The recipe comes from ‘La Maison Arabe Moroccan Cooking—Our Dadas’ (typical Moroccan cooks) Recipes’


Soup base

½lb. lamb meat, diced

2 onions (finely chopped)

½ lb. dried legumes

3.5 ounces dried chick peas (soaked overnight) 3.5 ounces celery (chopped)

A small bouquet of fresh flat-leaf parsley, cilantro, and celery leaves

3 tablespoons vegetable oil

1 teaspoon salt

¼ teaspoon ground turmeric

1 teaspoon unsalted butter

Tomato sauce:

3 medium sized tomatoes, peeled and pureed

2 tablespoons tomato paste

3 tablespoons olive oil

½ teaspoon black pepper

½ teaspoon ground ginger

Thickening sauce:

1 cup all-purpose flour


Other: ¼ cup Italian vermicelli

Place all the “Soup Base Ingredients” except the water in a pressure cooker. Mix well. Cook on medium for 5 minutes.

Add 8 ½ cups of hot water. Close the pressure cooker and cook, over high heat, until pressure is achieved. Reduce the heat and cook for 30 minutes.

Check that the beans and chick peas are cooked. They should be tender. If not, add more water and cook 15 more minutes.

In a large bowl, mix all the “Tomato Sauce ingredients.”

Add the tomato sauce to the soup base. Stir well. Cover and cook over high heat until pressure is achieved. Reduce the heat to medium and cook for 10 minutes more.

Release the pressure and add the Italian vermicelli to the soup. Cover and cook on medium-low heat for 5 minutes or until the vermicelli are plumb and soft.

To create the thickening sauce, mix the cup of flour with enough water to get a smooth paste. Make sure that all the flour is dissolved.

Finally, add the thickening sauce to the soup and stir constantly until completely mixed.
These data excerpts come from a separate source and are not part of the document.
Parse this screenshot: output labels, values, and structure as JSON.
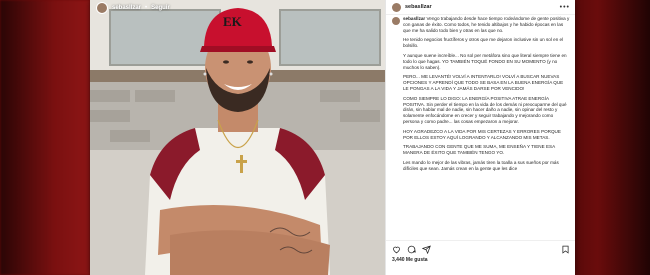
{
  "post": {
    "username": "sebasllzar",
    "follow_label": "Seguir",
    "separator": "•",
    "more_label": "•••",
    "likes": "3,440 Me gusta",
    "date": "",
    "cap_label": "EK"
  },
  "caption": {
    "paragraphs": [
      "Vengo trabajando desde hace tiempo rodeándome de gente positiva y con ganas de éxito. Como todos, he tenido altibajos y he habido épocas en las que me ha salido todo bien y otras en las que no.",
      "He tenido negocios fructíferos y otros que me dejaron inclusive sin un sol en el bolsillo.",
      "Y aunque suene increíble... No sol per metáfora sino que literal siempre tiene en todo lo que hagas. YO TAMBIÉN TOQUÉ FONDO EN SU MOMENTO (y no muchos lo saben).",
      "PERO... ME LEVANTÉ! VOLVÍ A INTENTARLO! VOLVÍ A BUSCAR NUEVAS OPCIONES Y APRENDÍ QUE TODO SE BASA EN LA BUENA ENERGÍA QUE LE PONGAS A LA VIDA Y JAMÁS DARSE POR VENCIDO!",
      "COMO SIEMPRE LO DIGO: LA ENERGÍA POSITIVA ATRAE ENERGÍA POSITIVA. Sin perder el tiempo en la vida de los demás ni preocuparme del qué dirán, sin hablar mal de nadie, sin hacer daño a nadie, sin opinar del resto y solamente enfocándome en crecer y seguir trabajando y mejorando como persona y como padre... las cosas empezaron a mejorar.",
      "HOY AGRADEZCO A LA VIDA POR MIS CERTEZAS Y ERRORES PORQUE POR ELLOS ESTOY AQUÍ LOGRANDO Y ALCANZANDO MIS METAS.",
      "TRABAJANDO CON GENTE QUE ME SUMA, ME ENSEÑA Y TIENE ESA MANERA DE ÉXITO QUE TAMBIÉN TENGO YO.",
      "Les mando lo mejor de las vibras, jamás tiren la toalla a sus sueños por más difíciles que sean. Jamás crean en la gente que les dice"
    ]
  },
  "colors": {
    "cap": "#c8102e",
    "shirt_sleeve": "#8b1a2b",
    "shirt_body": "#f2f0ea",
    "skin": "#c99273",
    "kitchen_bg": "#d9d6cf",
    "blur_left": "#7a1010"
  }
}
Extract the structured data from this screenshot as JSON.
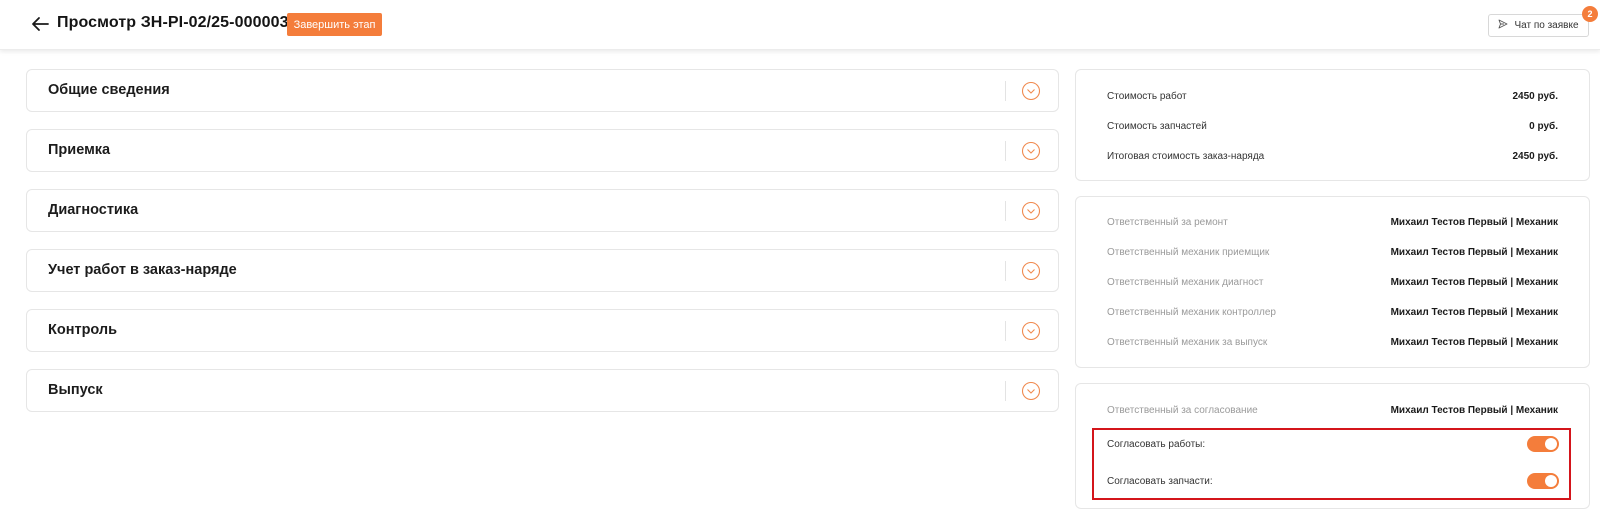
{
  "header": {
    "title": "Просмотр ЗН-PI-02/25-000003",
    "finish_stage_label": "Завершить этап",
    "chat_label": "Чат по заявке",
    "chat_badge": "2"
  },
  "sections": [
    {
      "title": "Общие сведения"
    },
    {
      "title": "Приемка"
    },
    {
      "title": "Диагностика"
    },
    {
      "title": "Учет работ в заказ-наряде"
    },
    {
      "title": "Контроль"
    },
    {
      "title": "Выпуск"
    }
  ],
  "costs": [
    {
      "label": "Стоимость работ",
      "value": "2450 руб."
    },
    {
      "label": "Стоимость запчастей",
      "value": "0 руб."
    },
    {
      "label": "Итоговая стоимость заказ-наряда",
      "value": "2450 руб."
    }
  ],
  "responsibles": [
    {
      "label": "Ответственный за ремонт",
      "value": "Михаил Тестов Первый | Механик"
    },
    {
      "label": "Ответственный механик приемщик",
      "value": "Михаил Тестов Первый | Механик"
    },
    {
      "label": "Ответственный механик диагност",
      "value": "Михаил Тестов Первый | Механик"
    },
    {
      "label": "Ответственный механик контроллер",
      "value": "Михаил Тестов Первый | Механик"
    },
    {
      "label": "Ответственный механик за выпуск",
      "value": "Михаил Тестов Первый | Механик"
    }
  ],
  "approval": {
    "responsible_label": "Ответственный за согласование",
    "responsible_value": "Михаил Тестов Первый | Механик",
    "approve_works_label": "Согласовать работы:",
    "approve_works_on": true,
    "approve_parts_label": "Согласовать запчасти:",
    "approve_parts_on": true
  },
  "colors": {
    "accent": "#f47d3b",
    "highlight": "#d4151b"
  },
  "icons": {
    "back": "arrow-left-icon",
    "chat": "send-icon",
    "expand": "chevron-down-circle-icon"
  }
}
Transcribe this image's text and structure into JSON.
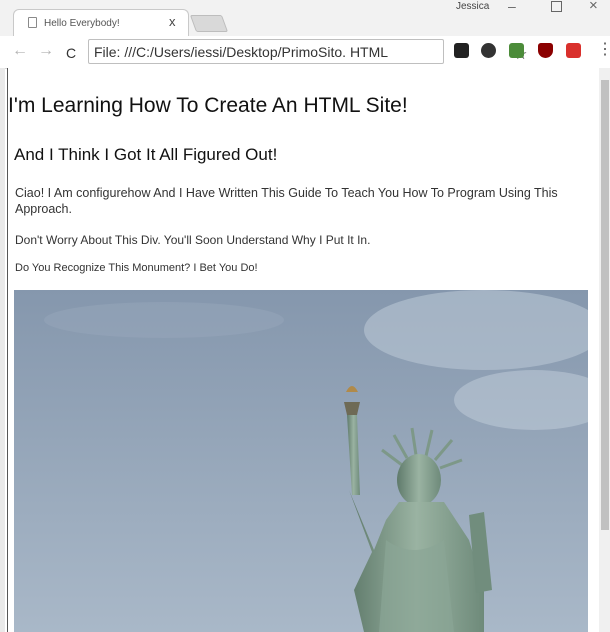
{
  "browser": {
    "tab_title": "Hello Everybody!",
    "tab_close": "x",
    "user_name": "Jessica",
    "address_prefix": "C",
    "address": "File: ///C:/Users/iessi/Desktop/PrimoSito. HTML"
  },
  "page": {
    "heading1": "I'm Learning How To Create An HTML Site!",
    "heading2": "And I Think I Got It All Figured Out!",
    "intro": "Ciao! I Am  configurehow And I Have Written This Guide To Teach You How To Program Using This Approach.",
    "div_note": "Don't Worry About This Div. You'll Soon Understand Why I Put It In.",
    "monument_question": "Do You Recognize This Monument? I Bet You Do!"
  },
  "icons": [
    "file-icon",
    "back-arrow-icon",
    "forward-arrow-icon",
    "star-icon",
    "evernote-icon",
    "extension-icon",
    "extension-icon",
    "ublock-icon",
    "extension-icon",
    "menu-icon"
  ],
  "colors": {
    "sky": "#8fa2b8",
    "statue_green": "#7f9a8a",
    "ublock_red": "#8b0000",
    "red_ext": "#d9302c"
  }
}
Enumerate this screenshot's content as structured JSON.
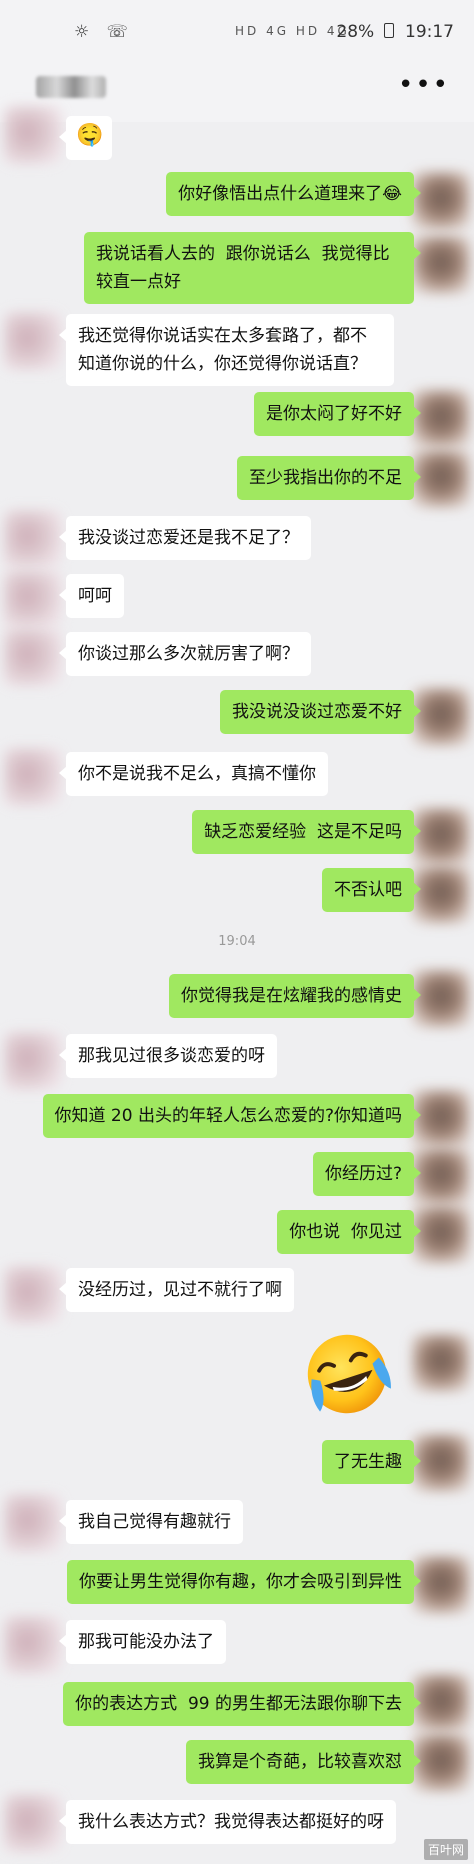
{
  "status_bar": {
    "left_icons": "☼ ☏",
    "network_icons": "HD 4G HD 4G",
    "battery": "28%",
    "time": "19:17"
  },
  "title_bar": {
    "more_icon": "•••"
  },
  "messages": [
    {
      "side": "left",
      "type": "emoji",
      "text": "🤤"
    },
    {
      "side": "right",
      "text": "你好像悟出点什么道理来了😂"
    },
    {
      "side": "right",
      "text": "我说话看人去的  跟你说话么  我觉得比较直一点好"
    },
    {
      "side": "left",
      "text": "我还觉得你说话实在太多套路了，都不知道你说的什么，你还觉得你说话直？"
    },
    {
      "side": "right",
      "text": "是你太闷了好不好"
    },
    {
      "side": "right",
      "text": "至少我指出你的不足"
    },
    {
      "side": "left",
      "text": "我没谈过恋爱还是我不足了？"
    },
    {
      "side": "left",
      "text": "呵呵"
    },
    {
      "side": "left",
      "text": "你谈过那么多次就厉害了啊？"
    },
    {
      "side": "right",
      "text": "我没说没谈过恋爱不好"
    },
    {
      "side": "left",
      "text": "你不是说我不足么，真搞不懂你"
    },
    {
      "side": "right",
      "text": "缺乏恋爱经验  这是不足吗"
    },
    {
      "side": "right",
      "text": "不否认吧"
    },
    {
      "type": "time",
      "text": "19:04"
    },
    {
      "side": "right",
      "text": "你觉得我是在炫耀我的感情史"
    },
    {
      "side": "left",
      "text": "那我见过很多谈恋爱的呀"
    },
    {
      "side": "right",
      "text": "你知道 20 出头的年轻人怎么恋爱的?你知道吗"
    },
    {
      "side": "right",
      "text": "你经历过?"
    },
    {
      "side": "right",
      "text": "你也说  你见过"
    },
    {
      "side": "left",
      "text": "没经历过，见过不就行了啊"
    },
    {
      "side": "right",
      "type": "sticker",
      "text": "crying-laughing-emoji"
    },
    {
      "side": "right",
      "text": "了无生趣"
    },
    {
      "side": "left",
      "text": "我自己觉得有趣就行"
    },
    {
      "side": "right",
      "text": "你要让男生觉得你有趣，你才会吸引到异性"
    },
    {
      "side": "left",
      "text": "那我可能没办法了"
    },
    {
      "side": "right",
      "text": "你的表达方式  99 的男生都无法跟你聊下去"
    },
    {
      "side": "right",
      "text": "我算是个奇葩，比较喜欢怼"
    },
    {
      "side": "left",
      "text": "我什么表达方式？我觉得表达都挺好的呀"
    }
  ],
  "watermark": "百叶网",
  "colors": {
    "background": "#efeff1",
    "bubble_right": "#a0e860",
    "bubble_left": "#ffffff"
  }
}
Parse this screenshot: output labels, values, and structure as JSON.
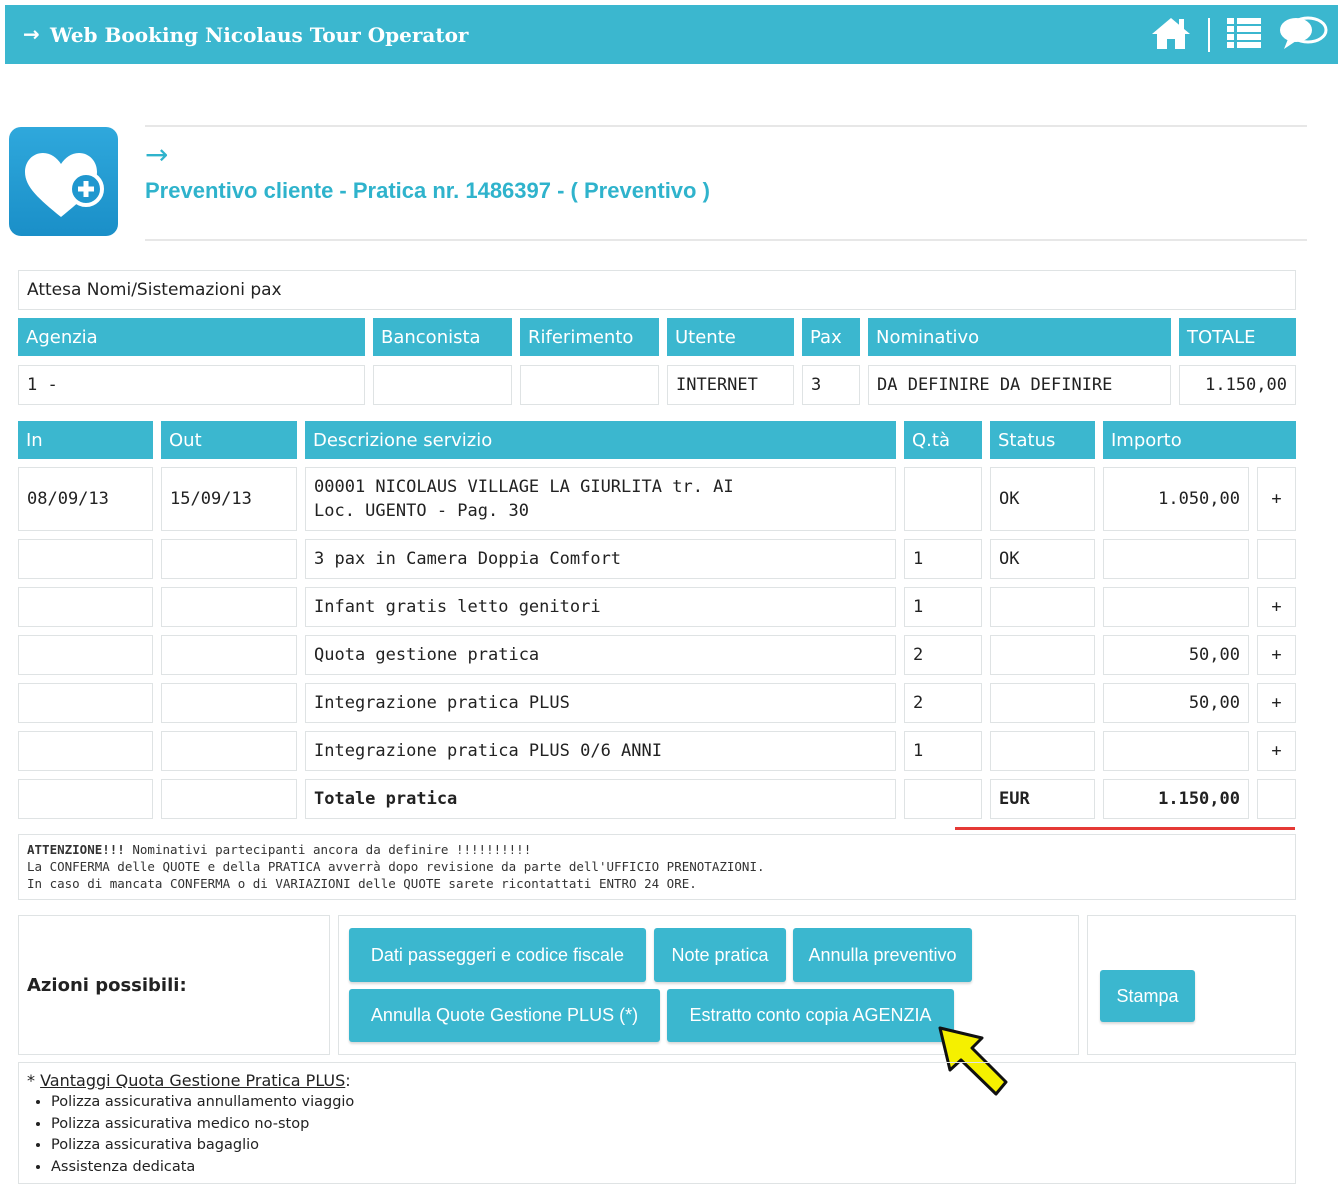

Reduce the heat to low and cook for 5 minutes. The soup will start thickening. Taste and adjust seasoning. If it should become too thick add more water.

Serve the harira hot is soup bowls. You can add lemon juice to the soup for a tangy taste. In Morocco, harira is served with dates, figs, and Moroccan honey pastries.

We bought a teapot, tray and typical Moroccan glasses for tea and hope to use them for some mint tea back home. The Moroccans use Chinese green tea brewed with a handful of mint leaves and liberally loaded up with sugar. We had the tea poured from about 3 feet from the pot to our glasses or served in larger glasses filled with fresh mint. Fresh mint is essential. In the souk the tea came with three cubes of sugar. I thought one was just about right. Tea was introduced to Morocco in the mid-19th century when blockaded British merchants unloaded ample quantities of tea at major ports. The tradition has now become such a symbol of Moroccan hospitality that not drinking three small glasses of tea when your host offers it is nearly a declaration of hostilities.

Another edible treat I had one day was a cactus fruit. I had never eaten one before.

These are the pod left on the opuntia cactus pad after flowering.

The vendor had a stack on his tray and served these by pealing with one slice around the center then handing the red interior to us on a toothpick.